Onze fractievoorzitter Arie Slob heeft tijdens de algemene
beschouwingen aandacht gevraagd voor de gezinnen met een kostwinner
die zorgdragen voor een chronisch ziek of gehandicapt kind. Deze
gezinnen zouden extra compensatie krijgen voor de kosten voor de
verzorging van hun kind. Wat is daar de stand van zaken?
Ik dank de minister voor het gratis beschikbaar stellen van het mobiel
bellen naar de Kindertelefoon. Ik heb dat vorig jaar in een motie
gevraagd en gelukkig heeft de minister daarvoor de middelen gevonden.

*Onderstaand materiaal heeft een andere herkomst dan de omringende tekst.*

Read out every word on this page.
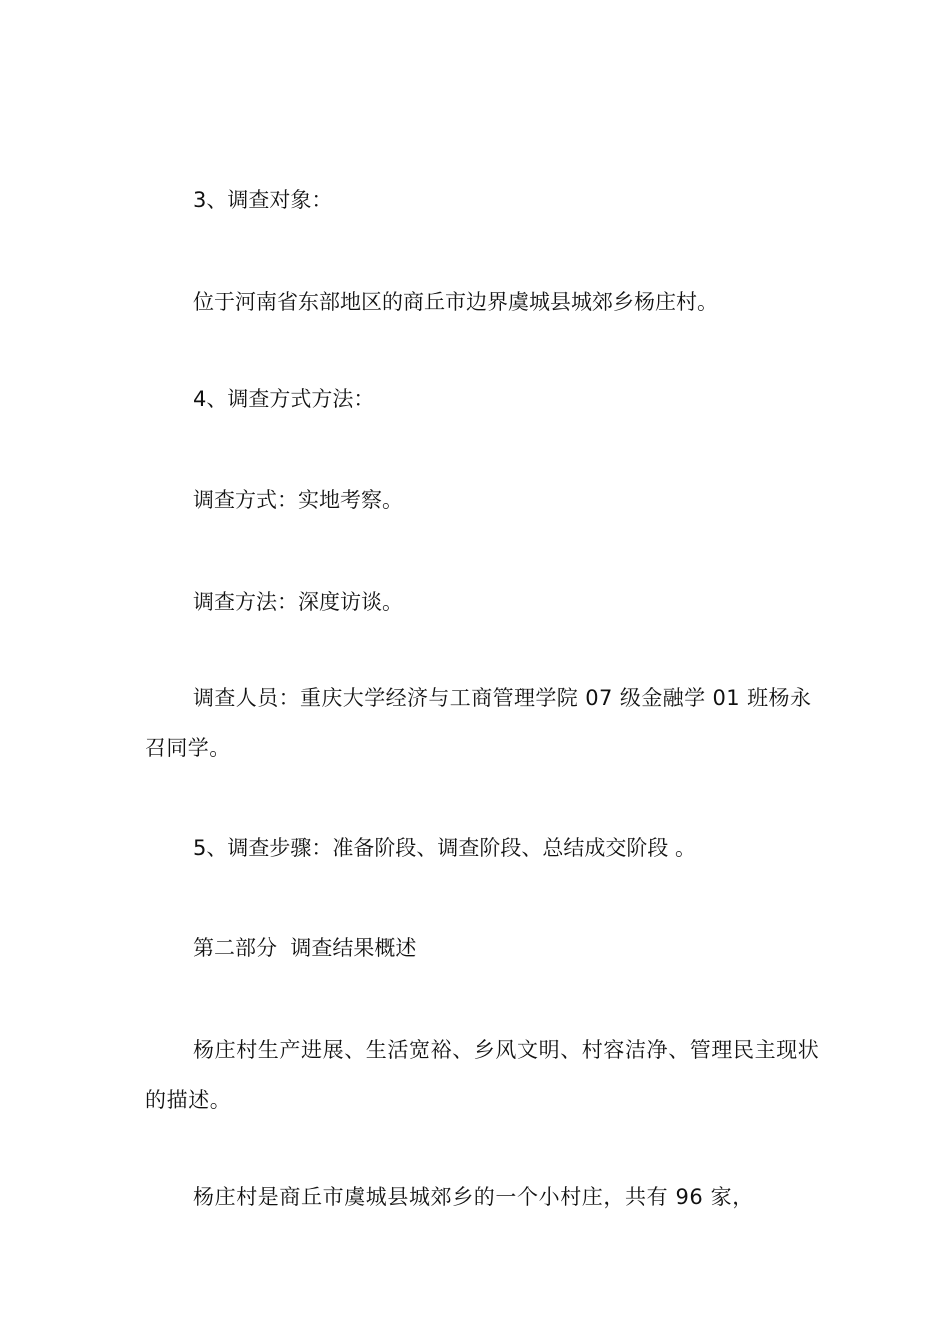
3、调查对象：

位于河南省东部地区的商丘市边界虞城县城郊乡杨庄村。

4、调查方式方法：

调查方式：实地考察。

调查方法：深度访谈。

调查人员：重庆大学经济与工商管理学院 07 级金融学 01 班杨永召同学。

5、调查步骤：准备阶段、调查阶段、总结成交阶段 。

第二部分  调查结果概述

杨庄村生产进展、生活宽裕、乡风文明、村容洁净、管理民主现状的描述。

杨庄村是商丘市虞城县城郊乡的一个小村庄，共有 96 家，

Ik dank hem ook voor de goede uitkomsten van het debat over de
preventie van zelfdoding. Ik ben blij dat nu ook een streefcijfer is
vastgelegd. De financiering van 113 Online was nog niet zeker tijdens
het laatste debat. Graag krijg ik de laatste stand van zaken.
Voorzitter. Ik wil graag nog even ingaan op de opmerkingen van de
fractievoorzitter van het CDA afgelopen zaterdag, toen hij pleitte
voor het sluiten van de coffeeshops. Op maandag begreep ik dat dit
vooral een langetermijnvisie was van het CDA. Dat vonden wij een
beetje jammer, want het is bekend dat de ChristenUnie allang pleit
voor de sluiting van die coffeeshops. Misschien is een tussenvorm
mogelijk. Mijn fractie stelt voor om de leeftijdsgrens voor
coffeeshops te verhogen, zolang zij nog niet gesloten zijn. Wij weten
dat een op de vier jongeren softdrugs gebruikt en wij weten ook heel
goed dat hun prestaties op school duidelijk verslechteren. Ik ben
benieuwd naar de reactie van de minister op dit voorstel.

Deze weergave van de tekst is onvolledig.